03/06/2026
LAS FRACTURAS INTERNAS DEL TECNOLÓGICO DE CANCÚN
Redacción Rescatemos Cancun
Las instituciones educativas están llamadas a formar profesionistas, generar conocimiento y construir puentes con los distintos niveles de gobierno. Por ello resulta particularmente delicado cuando, al interior de una comunidad académica, comienzan a surgir versiones sobre desencuentros políticos que podrían afectar el desarrollo de una institución.
De acuerdo con versiones que circulan entre docentes y asistentes a reuniones académicas realizadas en el marco del 40 aniversario del Instituto Tecnológico de Cancún, el director Carlos Tiburcio Martínez habría expresado inconformidades respecto al respaldo que recibe la institución por parte del gobierno estatal encabezado por Mara Lezama.
Según dichas versiones, durante encuentros donde se abordaban temas académicos relevantes —como semanas académicas, residencias profesionales, capacitación docente y proyectos institucionales— se habrían realizado comentarios relacionados con presuntas decisiones gubernamentales que, desde la perspectiva de algunos integrantes de la comunidad tecnológica, habrían afectado programas y recursos que anteriormente eran administrados por el Tecnológico de Cancún.

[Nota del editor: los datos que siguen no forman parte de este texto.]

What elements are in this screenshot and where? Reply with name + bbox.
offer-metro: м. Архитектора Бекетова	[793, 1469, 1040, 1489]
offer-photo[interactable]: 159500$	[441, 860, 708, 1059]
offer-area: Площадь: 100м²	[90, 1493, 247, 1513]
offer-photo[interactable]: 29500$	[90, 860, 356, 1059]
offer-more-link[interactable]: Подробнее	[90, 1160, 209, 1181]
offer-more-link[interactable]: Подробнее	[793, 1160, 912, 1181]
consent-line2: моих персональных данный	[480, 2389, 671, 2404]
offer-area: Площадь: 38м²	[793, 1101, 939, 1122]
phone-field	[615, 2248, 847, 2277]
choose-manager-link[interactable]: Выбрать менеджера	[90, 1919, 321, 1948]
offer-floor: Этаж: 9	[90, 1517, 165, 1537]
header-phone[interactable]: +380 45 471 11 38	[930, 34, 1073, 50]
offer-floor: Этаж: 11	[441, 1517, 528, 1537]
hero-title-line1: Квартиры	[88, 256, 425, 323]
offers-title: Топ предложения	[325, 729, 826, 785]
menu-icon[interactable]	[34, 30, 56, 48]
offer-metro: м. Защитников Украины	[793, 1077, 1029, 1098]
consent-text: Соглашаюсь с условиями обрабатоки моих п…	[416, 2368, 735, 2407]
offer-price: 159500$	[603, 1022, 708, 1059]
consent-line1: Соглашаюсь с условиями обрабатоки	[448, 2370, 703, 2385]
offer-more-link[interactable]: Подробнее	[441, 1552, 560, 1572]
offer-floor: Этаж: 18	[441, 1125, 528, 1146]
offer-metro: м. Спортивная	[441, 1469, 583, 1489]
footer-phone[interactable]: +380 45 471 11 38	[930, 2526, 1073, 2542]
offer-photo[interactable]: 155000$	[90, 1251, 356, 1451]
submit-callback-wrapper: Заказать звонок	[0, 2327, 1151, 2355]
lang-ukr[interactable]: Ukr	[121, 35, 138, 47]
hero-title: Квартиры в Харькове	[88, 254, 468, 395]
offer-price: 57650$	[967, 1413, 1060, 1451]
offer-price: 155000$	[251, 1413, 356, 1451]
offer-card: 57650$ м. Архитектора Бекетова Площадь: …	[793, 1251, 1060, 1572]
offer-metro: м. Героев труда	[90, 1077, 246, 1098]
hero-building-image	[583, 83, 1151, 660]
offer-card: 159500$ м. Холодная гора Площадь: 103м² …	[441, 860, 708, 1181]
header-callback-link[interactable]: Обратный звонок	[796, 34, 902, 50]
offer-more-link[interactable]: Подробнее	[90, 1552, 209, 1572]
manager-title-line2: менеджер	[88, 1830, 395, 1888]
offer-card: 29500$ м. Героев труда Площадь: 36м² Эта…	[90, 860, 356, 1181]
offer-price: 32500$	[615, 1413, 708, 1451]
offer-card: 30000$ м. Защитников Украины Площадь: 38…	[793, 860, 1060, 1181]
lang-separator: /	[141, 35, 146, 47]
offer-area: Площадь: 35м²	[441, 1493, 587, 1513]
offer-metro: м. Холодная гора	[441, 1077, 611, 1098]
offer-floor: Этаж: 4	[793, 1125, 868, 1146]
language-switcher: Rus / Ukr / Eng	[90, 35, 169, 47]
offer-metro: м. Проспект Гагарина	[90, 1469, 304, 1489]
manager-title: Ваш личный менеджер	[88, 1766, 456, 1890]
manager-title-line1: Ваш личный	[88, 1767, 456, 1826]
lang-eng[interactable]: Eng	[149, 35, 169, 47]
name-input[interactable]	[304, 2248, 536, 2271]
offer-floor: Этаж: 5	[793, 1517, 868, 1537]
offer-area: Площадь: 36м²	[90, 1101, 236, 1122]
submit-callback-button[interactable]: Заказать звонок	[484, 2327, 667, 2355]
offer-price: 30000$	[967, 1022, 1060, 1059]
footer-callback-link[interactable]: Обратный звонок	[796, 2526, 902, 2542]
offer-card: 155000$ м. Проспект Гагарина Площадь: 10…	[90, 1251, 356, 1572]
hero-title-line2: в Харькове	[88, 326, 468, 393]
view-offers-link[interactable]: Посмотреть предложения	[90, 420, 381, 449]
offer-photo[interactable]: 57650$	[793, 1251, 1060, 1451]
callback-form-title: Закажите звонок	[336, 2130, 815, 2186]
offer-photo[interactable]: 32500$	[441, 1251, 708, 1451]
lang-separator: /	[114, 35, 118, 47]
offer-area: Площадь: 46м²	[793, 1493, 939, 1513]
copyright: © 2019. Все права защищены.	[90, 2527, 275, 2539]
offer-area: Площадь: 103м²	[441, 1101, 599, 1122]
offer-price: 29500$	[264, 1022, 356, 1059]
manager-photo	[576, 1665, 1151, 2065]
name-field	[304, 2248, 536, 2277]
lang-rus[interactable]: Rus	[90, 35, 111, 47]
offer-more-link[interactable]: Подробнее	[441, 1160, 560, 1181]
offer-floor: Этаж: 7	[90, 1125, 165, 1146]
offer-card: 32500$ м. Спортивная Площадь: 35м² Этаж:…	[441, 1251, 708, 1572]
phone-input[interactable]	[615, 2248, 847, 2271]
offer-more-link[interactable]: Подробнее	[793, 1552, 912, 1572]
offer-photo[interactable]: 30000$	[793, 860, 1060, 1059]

Uno de los puntos que más comentarios ha generado entre docentes es la supuesta transferencia de la operación de programas de educación a distancia hacia otra institución educativa del sur del estado. Sin embargo, cualquier valoración sobre el impacto de esa decisión requiere información oficial, documentos administrativos y una explicación transparente de las autoridades educativas correspondientes.
Lo verdaderamente preocupante no es la existencia de diferencias entre funcionarios y directivos educativos. En cualquier sistema público esas diferencias son normales. Lo preocupante sería que dichas discrepancias terminaran trasladándose a las aulas, a los trabajadores o al ambiente académico, generando divisiones internas que nada aportan a la formación de los estudiantes.
El Tecnológico de Cancún enfrenta desafíos mucho más importantes que las disputas políticas. La comunidad educativa espera respuestas sobre infraestructura, equipamiento, fortalecimiento académico, vinculación empresarial, plazas docentes y mejores condiciones para profesores y alumnos. Esos son los temas que verdaderamente determinan el futuro de una institución con cuatro décadas de historia.
Si existen desacuerdos entre la dirección del plantel y el gobierno estatal, corresponde a ambas partes aclararlos públicamente. La educación superior no puede convertirse en escenario de confrontaciones políticas permanentes ni de discursos que profundicen el descontento entre trabajadores y académicos.
A cuarenta años de su fundación, el Tecnológico de Cancún necesita certezas, planeación y resultados. La comunidad académica merece conocer con transparencia qué recursos recibe la institución, cuáles son sus proyectos estratégicos y qué apoyos gubernamentales están realmente disponibles. Lo demás seguirá alimentando rumores, especulaciones y una incertidumbre que ninguna institución educativa puede darse el lujo de sostener.
La grandeza de una institución no se mide por la influencia de sus directivos, sino por la calidad de los profesionistas que egresan de sus aulas. Los estudiantes son la razón de ser del Tecnológico de Cancún, no los intereses personales, las disputas políticas ni las diferencias administrativas. Cuando el protagonismo sustituye a la visión académica, la institución corre el riesgo de perder el rumbo que le dio prestigio durante décadas.
Porque al final del día, las generaciones pasan por las aulas para construir un futuro, no para alimentar proyectos personales. Y es ahí donde debe estar la prioridad de cualquier administración.
Y que no se olvide una verdad fundamental: el sello del Tecnológico de Cancún debe ir en los títulos de los alumnos, no en el ego de quien administra la institución.